O autor conclui referindo que os resultados se podem constituir como uma tendência de mudança nas conceções dos professores acerca das imagens de ciência, o que pode ser facilitador do desenvolvimento de uma epistemologia construtivista ou de uma visão consistente da empresa científica (Sampson, & Clark, 2006).

Contudo, se queremos que os professores se tornem agentes epistemologicamente reflexivos, críticos e conscientes, torna-se fundamental que lhes sejam dadas oportunidades de atualizar os seus conhecimentos na área da natureza da ciência, através de processos explícitos de formação reflexiva sobre esta área metacientífica do conhecimento (Abd-El-Khalick, 2012) ou envolvendo-os em contextos reais de investigação e de reflexão sobre o trabalho realizado (García-Carmona, Vázquez, & Manassero, 2011).
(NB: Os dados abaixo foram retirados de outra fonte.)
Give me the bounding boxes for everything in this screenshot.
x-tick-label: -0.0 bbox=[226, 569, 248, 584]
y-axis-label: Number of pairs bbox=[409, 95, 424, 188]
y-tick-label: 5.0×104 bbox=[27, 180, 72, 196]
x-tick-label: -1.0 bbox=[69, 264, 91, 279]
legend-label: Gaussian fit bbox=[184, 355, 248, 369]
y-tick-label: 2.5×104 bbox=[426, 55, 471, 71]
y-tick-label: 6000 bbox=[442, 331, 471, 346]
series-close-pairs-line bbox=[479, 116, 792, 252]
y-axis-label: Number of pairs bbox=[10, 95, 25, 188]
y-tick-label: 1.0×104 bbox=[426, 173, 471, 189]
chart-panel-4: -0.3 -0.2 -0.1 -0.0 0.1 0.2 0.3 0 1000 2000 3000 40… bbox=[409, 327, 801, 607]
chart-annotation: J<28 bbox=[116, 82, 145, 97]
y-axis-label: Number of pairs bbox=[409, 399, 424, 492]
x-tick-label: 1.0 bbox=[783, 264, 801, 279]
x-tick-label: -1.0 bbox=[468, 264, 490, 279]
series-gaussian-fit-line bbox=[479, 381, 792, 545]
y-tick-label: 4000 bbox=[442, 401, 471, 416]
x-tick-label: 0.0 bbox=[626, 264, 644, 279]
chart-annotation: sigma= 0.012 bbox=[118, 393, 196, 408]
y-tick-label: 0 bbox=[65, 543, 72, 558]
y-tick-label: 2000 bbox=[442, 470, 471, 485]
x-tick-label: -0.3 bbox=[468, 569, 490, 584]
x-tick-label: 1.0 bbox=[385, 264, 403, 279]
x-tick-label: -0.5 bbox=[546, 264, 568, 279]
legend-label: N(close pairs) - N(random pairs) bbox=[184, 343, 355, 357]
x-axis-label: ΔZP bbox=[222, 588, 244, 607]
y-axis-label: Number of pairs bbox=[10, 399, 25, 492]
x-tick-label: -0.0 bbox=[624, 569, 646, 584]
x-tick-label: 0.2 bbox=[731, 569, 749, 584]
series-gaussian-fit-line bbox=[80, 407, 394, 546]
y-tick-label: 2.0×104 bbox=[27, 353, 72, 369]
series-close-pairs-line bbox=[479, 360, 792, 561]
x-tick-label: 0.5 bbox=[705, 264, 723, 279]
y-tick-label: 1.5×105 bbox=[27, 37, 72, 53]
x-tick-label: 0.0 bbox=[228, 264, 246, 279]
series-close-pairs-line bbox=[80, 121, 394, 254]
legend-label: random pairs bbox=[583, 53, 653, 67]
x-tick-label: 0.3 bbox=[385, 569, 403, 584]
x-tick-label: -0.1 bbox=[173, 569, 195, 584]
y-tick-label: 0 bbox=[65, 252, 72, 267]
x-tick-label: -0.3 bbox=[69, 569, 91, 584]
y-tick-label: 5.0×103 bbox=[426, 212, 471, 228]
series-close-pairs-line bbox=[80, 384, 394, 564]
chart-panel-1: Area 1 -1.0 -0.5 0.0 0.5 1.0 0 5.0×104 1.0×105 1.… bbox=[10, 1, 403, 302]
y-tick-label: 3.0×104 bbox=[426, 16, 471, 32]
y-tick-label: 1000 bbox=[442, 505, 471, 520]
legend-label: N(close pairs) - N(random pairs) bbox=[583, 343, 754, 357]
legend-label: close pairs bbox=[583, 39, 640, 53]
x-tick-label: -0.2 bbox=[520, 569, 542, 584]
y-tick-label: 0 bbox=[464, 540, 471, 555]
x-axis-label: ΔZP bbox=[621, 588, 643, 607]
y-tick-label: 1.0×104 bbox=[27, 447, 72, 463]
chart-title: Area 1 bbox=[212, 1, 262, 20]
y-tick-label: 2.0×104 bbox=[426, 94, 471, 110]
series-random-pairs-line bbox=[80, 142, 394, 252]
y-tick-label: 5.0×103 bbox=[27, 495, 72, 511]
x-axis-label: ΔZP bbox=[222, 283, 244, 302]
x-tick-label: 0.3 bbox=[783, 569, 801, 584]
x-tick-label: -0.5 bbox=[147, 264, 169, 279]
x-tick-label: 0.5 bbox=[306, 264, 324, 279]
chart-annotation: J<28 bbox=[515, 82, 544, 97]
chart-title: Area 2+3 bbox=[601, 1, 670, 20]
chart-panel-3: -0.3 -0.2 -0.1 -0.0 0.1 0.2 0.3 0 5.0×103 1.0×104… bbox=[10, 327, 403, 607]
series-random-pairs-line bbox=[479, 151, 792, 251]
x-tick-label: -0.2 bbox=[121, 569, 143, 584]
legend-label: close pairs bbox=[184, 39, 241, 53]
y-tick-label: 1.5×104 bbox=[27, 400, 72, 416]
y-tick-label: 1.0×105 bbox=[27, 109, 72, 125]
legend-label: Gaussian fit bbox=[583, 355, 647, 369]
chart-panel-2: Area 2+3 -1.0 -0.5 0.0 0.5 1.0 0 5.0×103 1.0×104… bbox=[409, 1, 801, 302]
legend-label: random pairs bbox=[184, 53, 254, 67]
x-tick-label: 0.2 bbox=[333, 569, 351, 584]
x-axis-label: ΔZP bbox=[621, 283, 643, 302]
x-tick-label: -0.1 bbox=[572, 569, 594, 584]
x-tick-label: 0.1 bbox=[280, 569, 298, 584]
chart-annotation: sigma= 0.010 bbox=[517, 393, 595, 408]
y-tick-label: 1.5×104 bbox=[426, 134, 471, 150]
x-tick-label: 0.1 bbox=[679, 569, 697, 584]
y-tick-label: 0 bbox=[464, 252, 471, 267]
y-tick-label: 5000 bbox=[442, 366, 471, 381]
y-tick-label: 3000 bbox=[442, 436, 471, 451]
Só assim, se tornará viável a implementação de metodologias e estratégias de ensino que sejam coerentes com as atuais perspetivas acerca da construção do conhecimento científico, valorizando não apenas o contexto de justificação da ciência, mas também os conhecimentos epistemológicos (Fernández et al., 2005) e os processos associados ao contexto de descoberta. Consideramos, ainda, que a formação reflexiva sobre o papel da argumentação na construção da ciência pode contribuir para o desenvolvimento pessoal e profissional dos docentes naquela área do saber (Erduran, & Yan, 2010).